Approximately 200 billion euros is spent on cancer research worldwide each year. This statistic could no doubt be slightly qualified; it may be higher, it may be lower. However, the point is that it’s a lot of money and the results are less than wonderful – at least, if you look at it from the patient’s point of view. But not if you simply see research as a job of work and a way of earning money. Then the result is completely satisfactory and you are bound to want to ask for more.
At the Inspire2Live Annual Congress 2015, it was painfully obvious that we aren’t getting it right. Sabine Tejpar gave a fabulous presentation (which you can see on our website; www.inspire2live.org) in which she revealed that not a single trial for colon cancer, for example, truly benefits the patient. Which isn’t surprising, since they are all based on a generic form of colon cancer, whereas we now know that there are at least 5 different types of colon cancer, all of them determined by genetic mutations. Worse still, some of these trials are actually harmful to the patient.
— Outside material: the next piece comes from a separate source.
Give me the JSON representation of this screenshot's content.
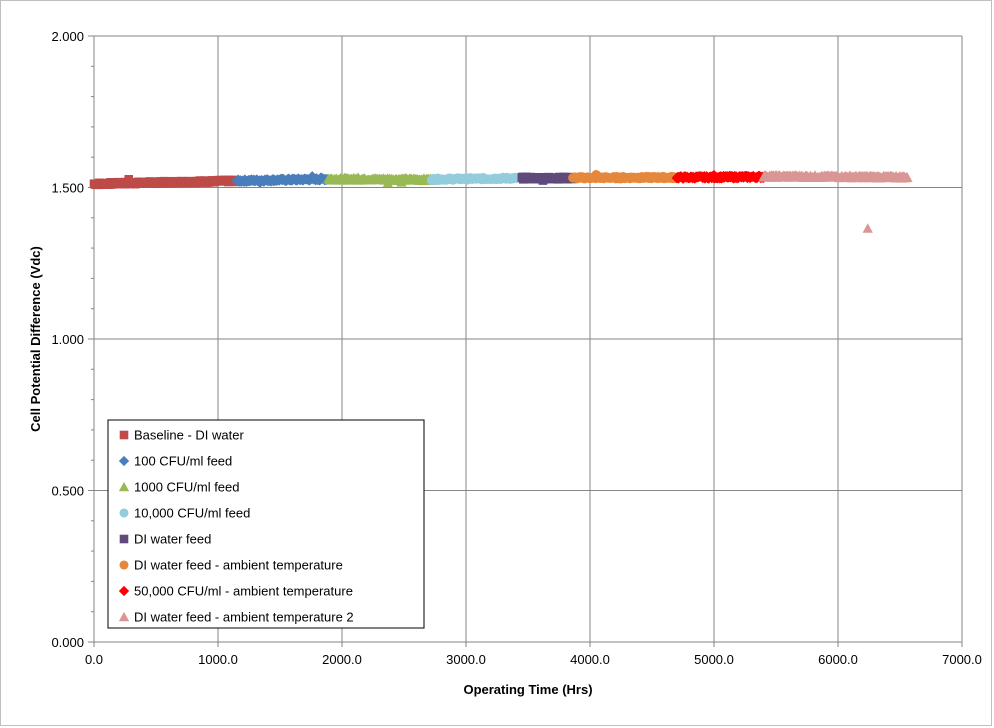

Another appalling statistic, according to Sabine, is that we’re not even learning from these experiences; we’re simply carrying on along a route that has already been proved not to work.
Another poignant example is the development of drugs to treat pancreatic cancer. This has gradually become something of a hobby-horse with me. Patients with pancreatic cancer generally have a life expectancy of between 6 and 12 months. In that time, we give them chemotherapy which makes them nauseous and weak. At best, this only gives them an extra 3 to 4 weeks of life: a pretty mediocre outcome which we should stop right now. After all, what’s the one thing most pancreatic cancer sufferers are wrestling with? The answer is ‘pain’. ‘If I can take away the pain, Peter, we give them 6 to 12 months more to live,’ Dave Tuveson has told me. And that’s how it is. Yet nobody is studying how to do it, because there are no patents to be taken out for pain relief. Yet as any patient advocate will tell you, the best thing you can do for a patient is to help them fight pain. Once we’ve got that sorted, we can refocus our attention on the drugs that might help people to live longer while upholding quality of life. By at least a year, not just a few weeks. The medication currently being administered to these patients should be stopped immediately, since they are reducing that quality of life.
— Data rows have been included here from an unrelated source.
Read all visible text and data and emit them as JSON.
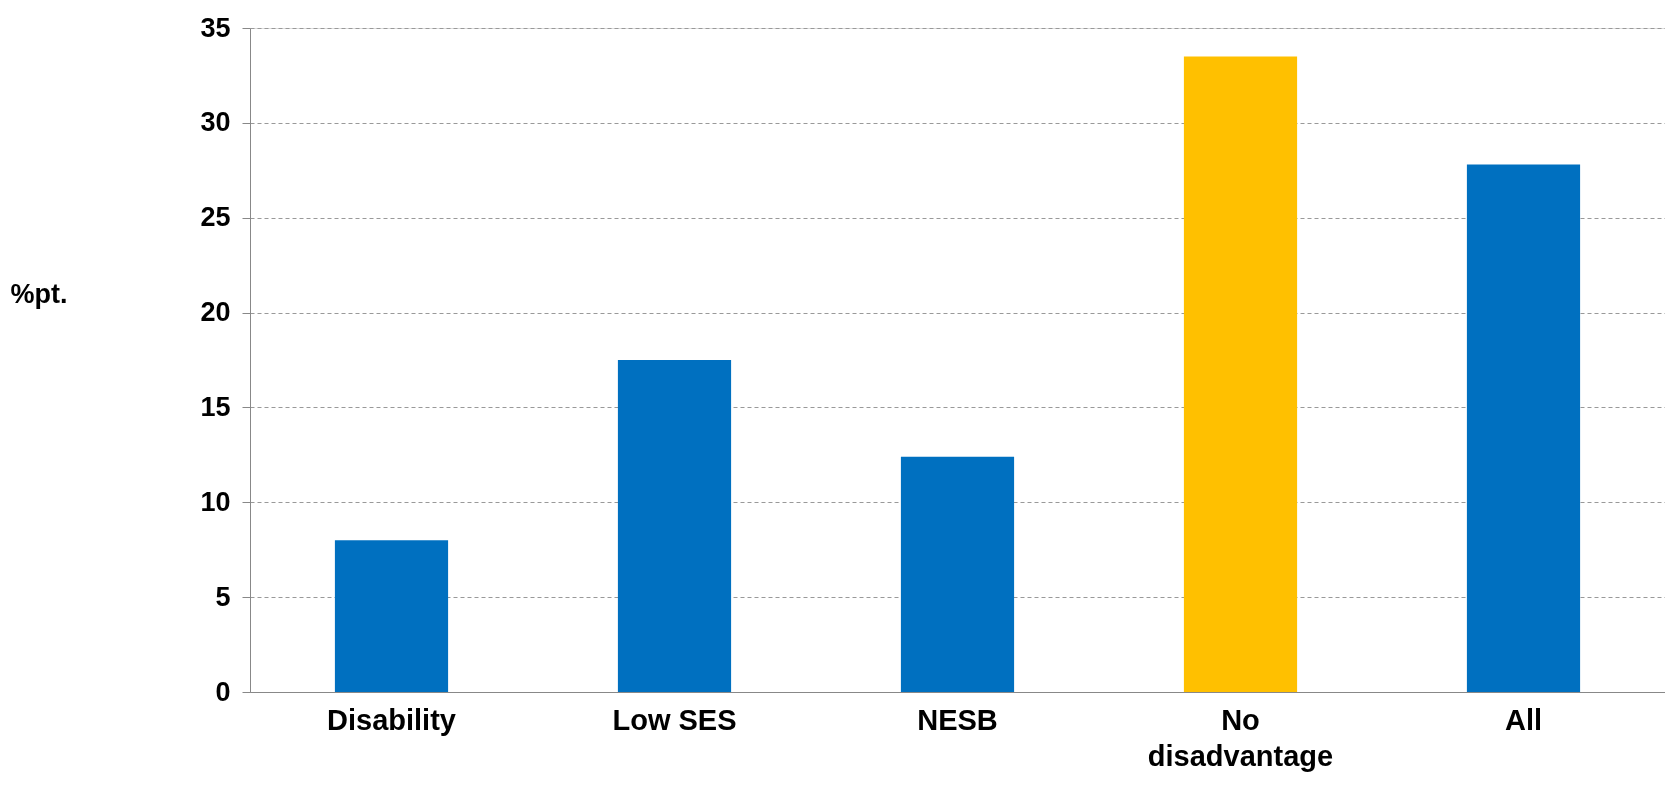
{
  "chart_data": {
    "type": "bar",
    "ylabel": "%pt.",
    "categories": [
      "Disability",
      "Low SES",
      "NESB",
      "No\ndisadvantage",
      "All"
    ],
    "values": [
      8.0,
      17.5,
      12.4,
      33.5,
      27.8
    ],
    "colors": [
      "#0070c0",
      "#0070c0",
      "#0070c0",
      "#ffc000",
      "#0070c0"
    ],
    "ylim": [
      0,
      35
    ],
    "yticks": [
      0,
      5,
      10,
      15,
      20,
      25,
      30,
      35
    ],
    "grid": "y"
  }
}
So more money isn’t the solution to the problem of cancer. If you simply throw more money at it, all that will happen is that we’ll get more research of the kind that’s already being done, which will yield the same results as before: namely ‘nothing, apart from one or two exceptions.’ What will deliver a real solution is including patient advocates in the decision-making process. First, in deciding what to study, and second, in deciding how to set up the resulting trials.
This is because patient advocates always put the patient first and always ask questions like: ‘Is this in the best interests of the patient?’ ‘How do you expect this research to benefit the patient?’ ‘How many years of extra life will this medication give the patient?’ They’ll also ask other questions, such as: ‘Why don’t we develop a medicine specifically for children, or for people with brain tumours?’ Or even perhaps: ‘This medication doesn’t make much difference to the disease but makes the patient feel very sick. Why don’t we abandon it, go back to the drawing board and try to develop one with minimal side-effects?’ ‘Is medication really the best treatment for these patients, or would interventional oncology be better?’
These are just some of the dozens of questions that could be asked, yet never are. Never, because they are difficult and uncomfortable questions to which we would rather not give – or hear – the answers. After all, there is not a dollar to be made on developing drugs for children or people with brain tumours. Research apparently has to lead to patents rather than pain relief.
Yet if cancer research is to become more effective and (presumably also) more efficient, then it is patient advocates who must set the agenda. If medical trials really are to deliver any added value to patients, then patient advocates must be involved in their design and must be on hand to ask the right questions. If they aren’t, then the 200 billion euros we currently spend on research will simply get bigger and create yet more jobs. Which may be good news for some people, but not for patients.